Chapter 2, “The Connected City,” covers mobility, corridors and arts and culture. The priorities are:

• Realigning U.S. Highway 411/Albert Rains Boulevard, which Ford’s administration has touted from the start (King called it an underutilized area which great development potential);

• Improving Noccalula Road to better reflect the area’s assets;

• Connecting gaps in the city’s sidewalk network;

• A citywide pavement assessment to identify and prioritize roads that need repairing (King noted that Gadsden has 4,000 acres of local streets, which is a huge number for a city of its population, although the goal should be to increase the population, not decrease the number of streets);

• The expansion of Interstate 759 to U.S. Highway 431/278 in East Gadsden (along with improving traffic, King said it will unlock “tons of potential” on that side of town);

• Enhancements at the Northeast Alabama Regional Airport (an application to fund a new terminal has been filed with the Federal Aviation Administration);

• Improvements to the Mort Glosser Amphitheatre that retain the facility’s historic character, but create a better experience for those attending events there and improve its visibility for visitors;

• The creation of a public arts commission to prioritize and help fund public art and culture;

• Lighting Memorial Bridge on Broad Street as an iconic visual statement to the city;

• Creating an Alabama City arts district on Wall Street.

The GROW Gadsden master plan calls for redesigning Broad Street's streetscape to reinforce downtown as an active destination that can serve as the economic engine and cultural heart of the city.
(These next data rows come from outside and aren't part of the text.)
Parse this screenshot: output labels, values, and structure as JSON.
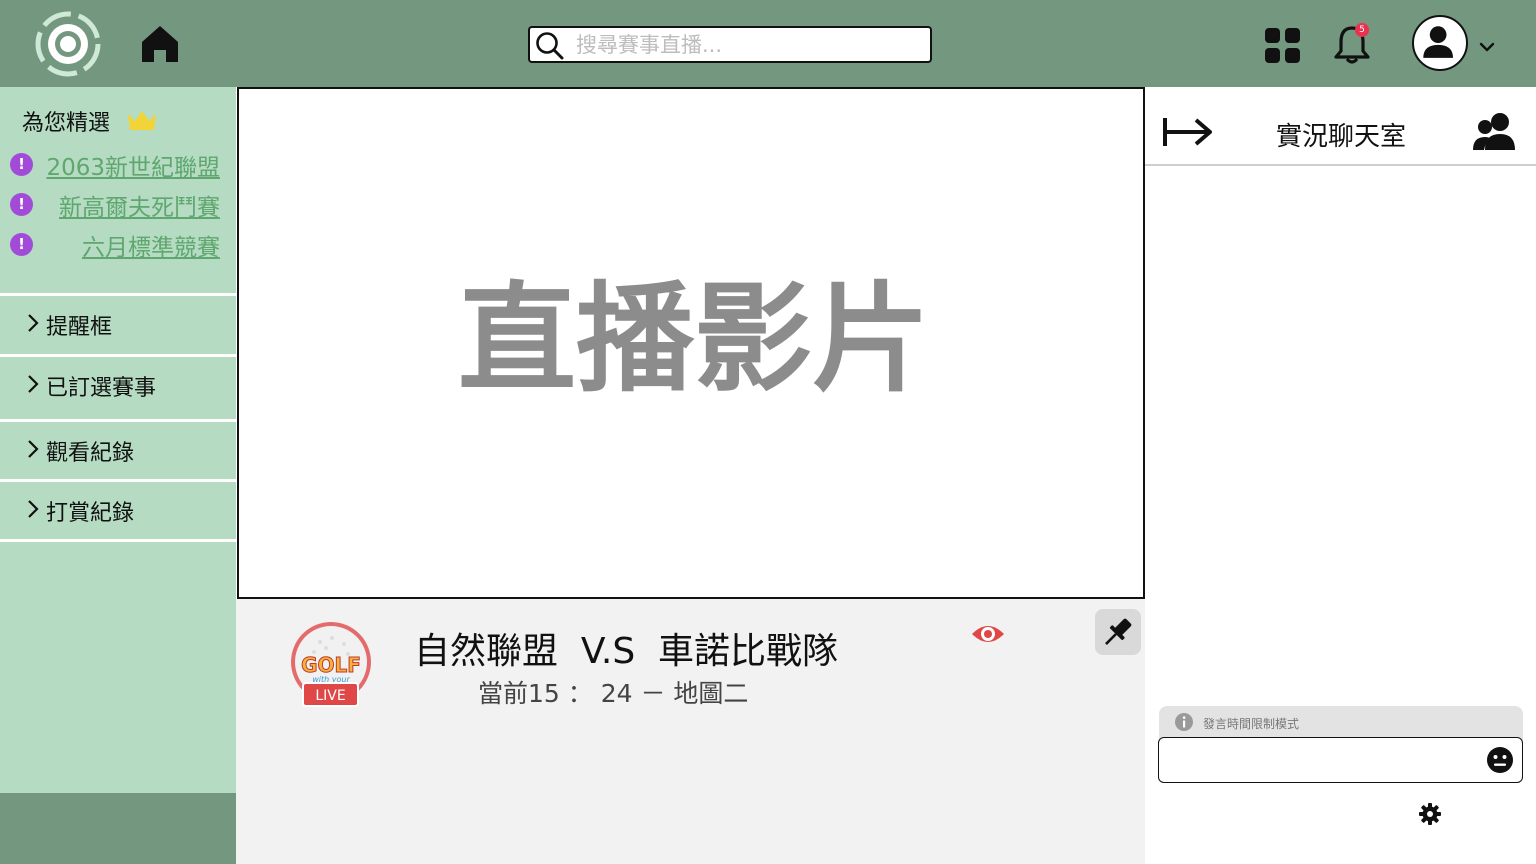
{
  "header": {
    "search_placeholder": "搜尋賽事直播...",
    "notification_count": "5",
    "colors": {
      "topbar": "#74977f",
      "badge": "#e8324f"
    }
  },
  "sidebar": {
    "featured_title": "為您精選",
    "featured_items": [
      {
        "label": "2063新世紀聯盟"
      },
      {
        "label": "新高爾夫死鬥賽"
      },
      {
        "label": "六月標準競賽"
      }
    ],
    "nav_items": [
      {
        "label": "提醒框"
      },
      {
        "label": "已訂選賽事"
      },
      {
        "label": "觀看紀錄"
      },
      {
        "label": "打賞紀錄"
      }
    ],
    "colors": {
      "background": "#b5dcc2",
      "link": "#5fa66f",
      "dot": "#a24bd8"
    }
  },
  "video": {
    "placeholder_label": "直播影片"
  },
  "match": {
    "title": "自然聯盟  V.S  車諾比戰隊",
    "subtitle": "當前15 ： 24 － 地圖二",
    "live_badge": "LIVE",
    "logo_text": "GOLF with your FRIENDS"
  },
  "chat": {
    "title": "實況聊天室",
    "mode_notice": "發言時間限制模式",
    "input_value": ""
  }
}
People crowd Broad Street in downtown Gadsden for the Unity in the Community/MLK Day Parade on Jan. 25, 2019.The GROW Gadsden master plan calls for redesigning Broad Street's streetscape to reinforce downtown as an active destination that can serve as the economic engine and cultural heart of the city. People crowd Broad Street in downtown Gadsden for the Unity in the Community/MLK Day Parade on Jan. 25, 2019.
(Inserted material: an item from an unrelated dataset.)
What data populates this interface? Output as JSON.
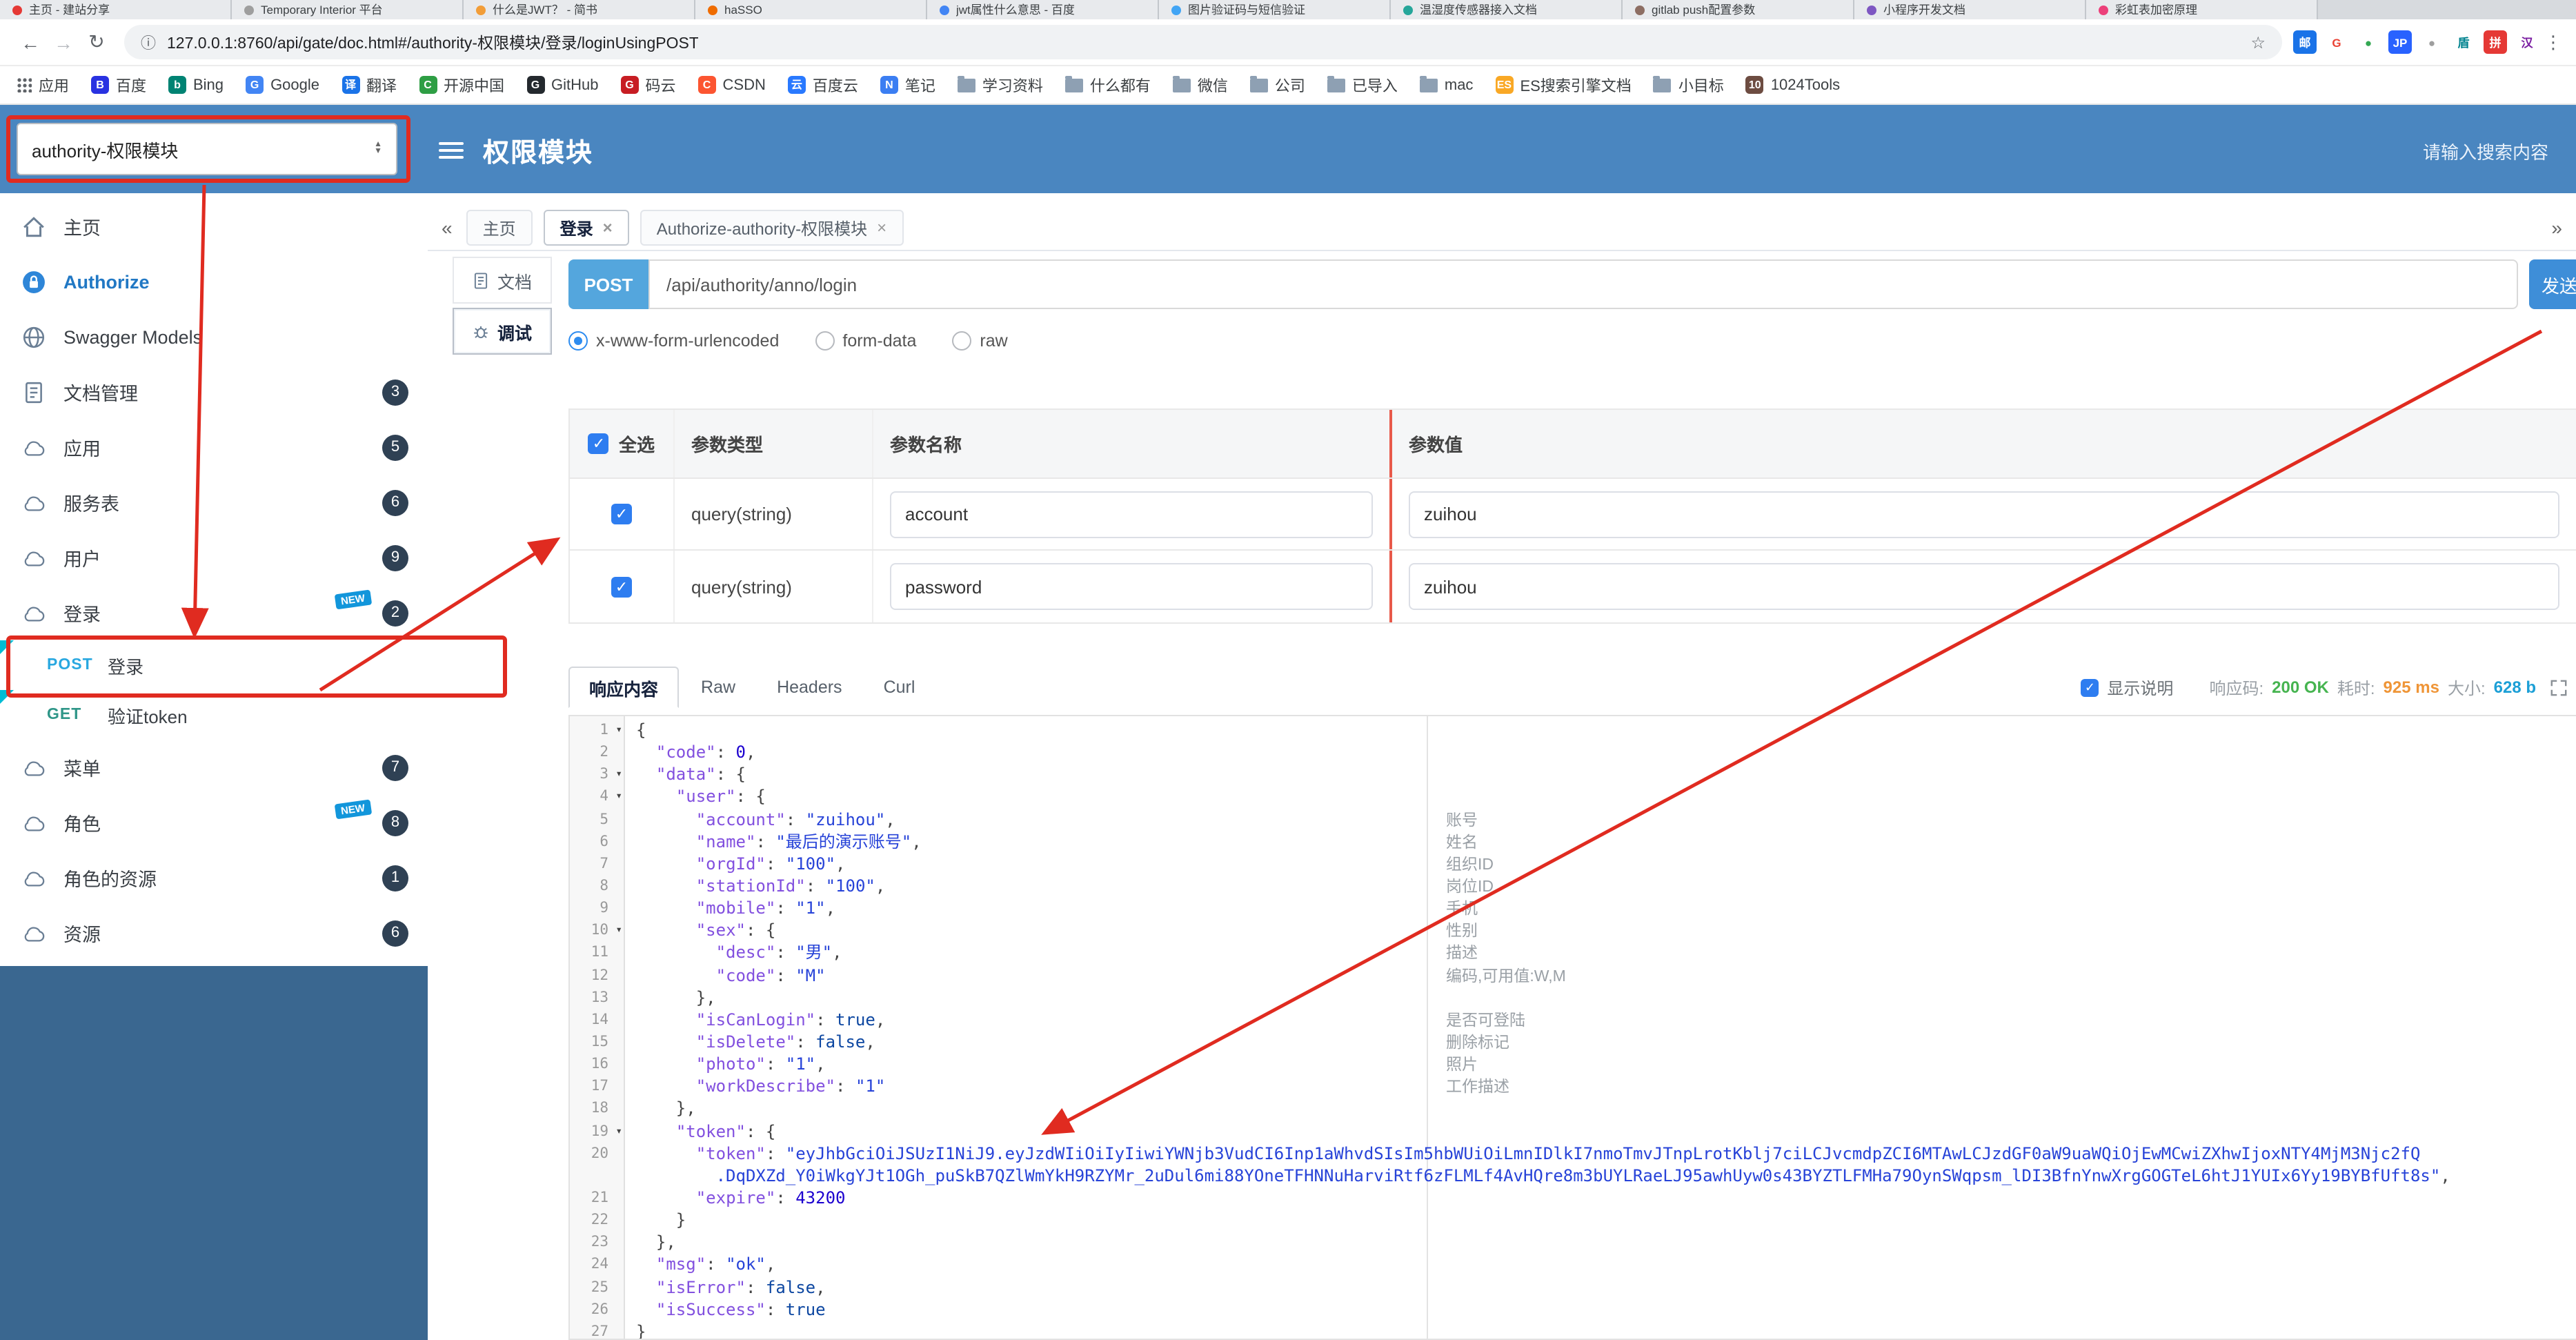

The GROW Gadsden master plan calls for redesigning Broad Street’s streetscape to reinforce downtown as an active destination that can serve as the economic engine and cultural heart of the city. People crowd Broad Street in downtown Gadsden for the Unity in the Community/MLK Day Parade on Jan. 25, 2019.

The Growing City

The third chapter, “The Growing City,” focuses on housing, downtown, land use, city administration and economic development. Priorities will include;

• Creating a pre-approved housing design catalog for building permits to jump-start infill development;

• Continued expansion of the Land Bank Authority;

• Prioritizing riverfront and downtown housing to increase population density and growth near the city’s assets;

• Redesigning Broad Street’s streetscape to reinforce downtown as an active destination (King called it the economic engine and cultural heart of the city);

• The already planned relocation of City Hall to the present Regions Bank building;

• Creation of a Business Improvement District to assist in funding downtown projects;

• Updating the city’s zoning ordinance and maps to prioritize development;

• Revitalizing historic commercial areas to activate retail development and increase walkability;

• Redefine waterfront zoning to update and enforce design standards to ensure, as King put it, that the river is treated as “the front door” for businesses that locate there;

• Prioritizing commercial and retail development in North Gadsden;

• Consolidate city operations to improve efficiency (King said the city is still operating on a level reflecting its past peak population);

• Expand police substations throughout the city;

• Update school branding, attaching the “Titan” name to all middle schools in the Gadsden City system to promote unity;

• Prioritize diversity in recruiting industry, acknowledging the potential in agriculture, aviation, health care, technology and tourism;

• Emphasize quality of life and placemaking (according to the Congress for the New Urbanism, “the creation of places where people want to live, work, plan and learn”) as drivers of economic development.